De son côté, Hubert Henry est formel: «Les oubliés, ça n’existe pas.» Ce Champenois de 68 ans, internaute assidu du «Forum 14-18» dédié à la Grande Guerre, est très remonté contre ces «réparateurs d’oubli» qui se multiplient. Il n’a pas une meilleure opinion de la loi de 2012, qu’il juge «stupide, scandaleuse et totalitaire». «Le monument en lui-même reflète la mentalité de l’époque, s’énerve-t-il. S’il y a des exclus, des évités, il y a des raisons. Nous ne pouvons absolument pas savoir, cent ans après, les vrais motifs de ces absences.»

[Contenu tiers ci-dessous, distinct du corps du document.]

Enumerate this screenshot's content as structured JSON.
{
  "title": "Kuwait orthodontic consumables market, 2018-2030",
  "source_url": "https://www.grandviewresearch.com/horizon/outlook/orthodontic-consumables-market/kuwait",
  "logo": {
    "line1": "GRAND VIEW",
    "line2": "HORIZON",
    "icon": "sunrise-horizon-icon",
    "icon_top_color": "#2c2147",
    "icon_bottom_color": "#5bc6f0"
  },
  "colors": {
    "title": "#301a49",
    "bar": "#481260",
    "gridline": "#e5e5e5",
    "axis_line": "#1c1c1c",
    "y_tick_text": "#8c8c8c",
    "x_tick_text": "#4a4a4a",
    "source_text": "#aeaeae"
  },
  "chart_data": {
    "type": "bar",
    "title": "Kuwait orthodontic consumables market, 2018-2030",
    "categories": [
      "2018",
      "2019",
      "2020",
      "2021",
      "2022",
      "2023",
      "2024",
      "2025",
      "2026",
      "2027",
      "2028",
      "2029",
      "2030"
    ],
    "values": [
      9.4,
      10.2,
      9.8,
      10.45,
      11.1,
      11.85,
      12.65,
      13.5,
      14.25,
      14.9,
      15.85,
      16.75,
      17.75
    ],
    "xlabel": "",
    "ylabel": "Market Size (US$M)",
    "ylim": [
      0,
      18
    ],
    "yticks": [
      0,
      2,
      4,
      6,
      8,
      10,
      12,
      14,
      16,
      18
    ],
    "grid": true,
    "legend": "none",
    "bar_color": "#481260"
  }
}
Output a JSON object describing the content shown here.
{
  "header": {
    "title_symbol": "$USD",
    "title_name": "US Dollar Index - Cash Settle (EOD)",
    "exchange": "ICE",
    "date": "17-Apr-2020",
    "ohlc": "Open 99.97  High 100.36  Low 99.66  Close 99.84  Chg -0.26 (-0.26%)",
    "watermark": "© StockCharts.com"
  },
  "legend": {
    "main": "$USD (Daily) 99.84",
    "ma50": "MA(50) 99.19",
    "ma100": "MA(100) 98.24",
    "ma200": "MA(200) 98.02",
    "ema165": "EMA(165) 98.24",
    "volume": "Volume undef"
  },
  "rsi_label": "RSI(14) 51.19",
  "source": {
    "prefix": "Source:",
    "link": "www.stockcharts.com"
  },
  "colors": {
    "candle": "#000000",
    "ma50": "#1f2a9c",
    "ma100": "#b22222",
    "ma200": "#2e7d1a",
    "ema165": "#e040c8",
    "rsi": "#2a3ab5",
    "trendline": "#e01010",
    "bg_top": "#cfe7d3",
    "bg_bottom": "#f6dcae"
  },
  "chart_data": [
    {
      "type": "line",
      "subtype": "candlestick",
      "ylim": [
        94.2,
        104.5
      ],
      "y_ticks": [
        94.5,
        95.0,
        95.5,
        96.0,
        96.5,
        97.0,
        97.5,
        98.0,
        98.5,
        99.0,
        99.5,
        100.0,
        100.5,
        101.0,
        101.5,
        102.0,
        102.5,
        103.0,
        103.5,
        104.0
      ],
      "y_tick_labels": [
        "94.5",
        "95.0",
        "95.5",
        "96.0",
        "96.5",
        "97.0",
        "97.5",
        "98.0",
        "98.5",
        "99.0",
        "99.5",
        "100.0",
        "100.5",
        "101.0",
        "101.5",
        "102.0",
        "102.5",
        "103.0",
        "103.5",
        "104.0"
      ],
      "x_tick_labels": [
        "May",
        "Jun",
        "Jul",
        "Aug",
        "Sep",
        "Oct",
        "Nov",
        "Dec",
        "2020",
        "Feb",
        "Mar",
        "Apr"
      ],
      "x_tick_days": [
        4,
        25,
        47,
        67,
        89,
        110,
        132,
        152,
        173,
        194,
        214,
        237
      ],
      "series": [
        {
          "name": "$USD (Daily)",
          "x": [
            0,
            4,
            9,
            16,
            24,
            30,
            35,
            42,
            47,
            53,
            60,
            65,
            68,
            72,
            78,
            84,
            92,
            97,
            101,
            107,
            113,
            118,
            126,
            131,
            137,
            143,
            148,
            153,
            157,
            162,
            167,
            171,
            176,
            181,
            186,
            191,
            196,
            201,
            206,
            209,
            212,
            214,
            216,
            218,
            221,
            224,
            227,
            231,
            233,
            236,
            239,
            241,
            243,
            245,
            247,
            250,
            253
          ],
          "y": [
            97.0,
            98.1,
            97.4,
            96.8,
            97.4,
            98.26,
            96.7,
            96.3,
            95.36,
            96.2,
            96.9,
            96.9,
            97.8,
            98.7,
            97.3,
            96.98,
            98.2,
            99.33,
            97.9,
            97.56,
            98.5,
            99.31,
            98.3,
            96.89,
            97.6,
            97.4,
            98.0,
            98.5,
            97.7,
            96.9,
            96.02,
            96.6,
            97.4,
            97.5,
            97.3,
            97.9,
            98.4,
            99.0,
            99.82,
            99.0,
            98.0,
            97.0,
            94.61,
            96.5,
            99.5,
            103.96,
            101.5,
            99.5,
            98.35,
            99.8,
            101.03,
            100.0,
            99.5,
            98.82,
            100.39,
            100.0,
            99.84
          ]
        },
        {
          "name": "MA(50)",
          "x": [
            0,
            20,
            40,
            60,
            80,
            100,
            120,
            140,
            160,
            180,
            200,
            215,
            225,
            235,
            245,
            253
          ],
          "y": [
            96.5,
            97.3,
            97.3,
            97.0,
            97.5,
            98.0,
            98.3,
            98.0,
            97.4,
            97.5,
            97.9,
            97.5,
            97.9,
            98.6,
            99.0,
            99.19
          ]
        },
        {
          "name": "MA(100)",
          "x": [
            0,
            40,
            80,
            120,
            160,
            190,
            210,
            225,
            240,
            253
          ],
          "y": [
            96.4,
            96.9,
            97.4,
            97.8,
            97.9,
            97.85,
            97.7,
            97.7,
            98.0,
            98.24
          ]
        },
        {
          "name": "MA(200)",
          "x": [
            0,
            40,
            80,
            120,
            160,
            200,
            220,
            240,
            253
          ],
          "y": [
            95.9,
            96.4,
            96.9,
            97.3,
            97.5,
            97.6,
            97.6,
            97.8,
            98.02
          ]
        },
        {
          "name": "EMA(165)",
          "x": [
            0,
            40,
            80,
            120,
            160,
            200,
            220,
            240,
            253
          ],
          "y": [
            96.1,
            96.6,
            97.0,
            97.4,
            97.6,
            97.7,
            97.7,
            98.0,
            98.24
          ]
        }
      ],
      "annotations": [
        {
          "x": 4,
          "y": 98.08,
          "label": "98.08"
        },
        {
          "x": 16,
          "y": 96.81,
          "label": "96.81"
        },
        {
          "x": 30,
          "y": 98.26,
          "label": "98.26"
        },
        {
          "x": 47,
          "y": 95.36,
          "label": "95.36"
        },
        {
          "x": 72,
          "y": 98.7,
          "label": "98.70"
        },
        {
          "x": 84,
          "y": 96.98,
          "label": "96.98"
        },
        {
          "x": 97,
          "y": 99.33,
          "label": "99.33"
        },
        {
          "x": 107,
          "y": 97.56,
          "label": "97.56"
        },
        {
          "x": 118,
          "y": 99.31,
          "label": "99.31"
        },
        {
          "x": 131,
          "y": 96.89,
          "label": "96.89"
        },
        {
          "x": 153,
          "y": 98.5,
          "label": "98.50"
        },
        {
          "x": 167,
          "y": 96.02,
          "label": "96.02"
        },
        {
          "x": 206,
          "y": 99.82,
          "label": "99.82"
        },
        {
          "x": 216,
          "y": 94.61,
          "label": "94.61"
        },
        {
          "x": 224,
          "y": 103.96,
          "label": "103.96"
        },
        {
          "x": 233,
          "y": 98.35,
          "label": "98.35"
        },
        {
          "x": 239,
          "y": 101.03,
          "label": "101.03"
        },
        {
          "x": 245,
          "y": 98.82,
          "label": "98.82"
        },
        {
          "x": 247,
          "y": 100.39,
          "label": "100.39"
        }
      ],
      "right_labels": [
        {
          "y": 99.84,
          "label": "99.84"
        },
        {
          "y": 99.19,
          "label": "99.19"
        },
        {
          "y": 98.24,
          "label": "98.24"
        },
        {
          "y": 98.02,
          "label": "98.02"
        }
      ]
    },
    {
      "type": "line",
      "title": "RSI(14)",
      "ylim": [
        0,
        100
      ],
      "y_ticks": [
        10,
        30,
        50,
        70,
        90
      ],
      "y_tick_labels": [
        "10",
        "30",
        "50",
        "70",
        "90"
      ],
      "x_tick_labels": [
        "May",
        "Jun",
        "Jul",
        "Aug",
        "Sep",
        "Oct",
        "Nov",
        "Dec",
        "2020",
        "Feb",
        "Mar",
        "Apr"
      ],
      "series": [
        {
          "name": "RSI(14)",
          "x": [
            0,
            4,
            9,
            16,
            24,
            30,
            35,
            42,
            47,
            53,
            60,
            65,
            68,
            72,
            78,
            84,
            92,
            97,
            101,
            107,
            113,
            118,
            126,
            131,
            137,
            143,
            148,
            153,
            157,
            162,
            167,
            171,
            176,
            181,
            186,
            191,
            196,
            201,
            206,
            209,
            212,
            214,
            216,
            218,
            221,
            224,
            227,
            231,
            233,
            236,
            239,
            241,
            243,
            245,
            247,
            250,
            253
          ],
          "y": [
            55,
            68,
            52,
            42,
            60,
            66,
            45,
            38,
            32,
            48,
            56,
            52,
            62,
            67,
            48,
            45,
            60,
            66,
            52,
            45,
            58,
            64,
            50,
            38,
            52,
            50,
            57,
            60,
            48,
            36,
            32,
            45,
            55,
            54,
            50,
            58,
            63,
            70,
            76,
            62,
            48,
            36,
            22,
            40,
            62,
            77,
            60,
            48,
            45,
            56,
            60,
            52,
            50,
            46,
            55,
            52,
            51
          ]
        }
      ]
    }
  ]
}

Marcel Briant est mort le 19 juillet 1918. Comme Lucien Bessonneaux, il est mort pour la France et son nom n’apparaît sur aucun monument aux morts. Pourtant, ce serait une erreur de le rajouter. Un vieil article de 1994 de La Bouinotte, magazine consacré au Berry, rembobine l’histoire: si Marcel n’apparaît nulle part, c’est parce que son père, Félix, pacifiste convaincu et grand admirateur de Jean Jaurès, a refusé que le nom de son fils figure sur un tel monument.
«Les commémorations créent nécessairement des réparateurs de mémoire.»
Serge Barcellini, président du Souvenir français
Pour Alexandre Lafon, ce débat arrive trop tard. «Les monuments aux morts sont modifiés. La question ne se pose même pas. Certains ont changé de place. Donc dire qu’il ne faut pas toucher aux monuments… Quoiqu’il en soit, ils ont déjà été transformés!»
Quant aux «réparateurs d’oublis», il y a peu de chances qu'il s'agisse d'une espèce en voie de disparition. «Est-ce qu’on peut être contre les réparateurs de mémoire?, demande Serge Barcellini. Non, parce que dans ce cas-là, il faut arrêter les commémorations. Elles créent nécessairement des réparateurs de mémoire.»
Et si une fois passé le 11 novembre 2018, les fanatiques de la Grande Guerre retourneront dans l'ombre, les réparateurs et réparatrices d’oublis de 39-45 ne tarderont pas à sortir des tranchées.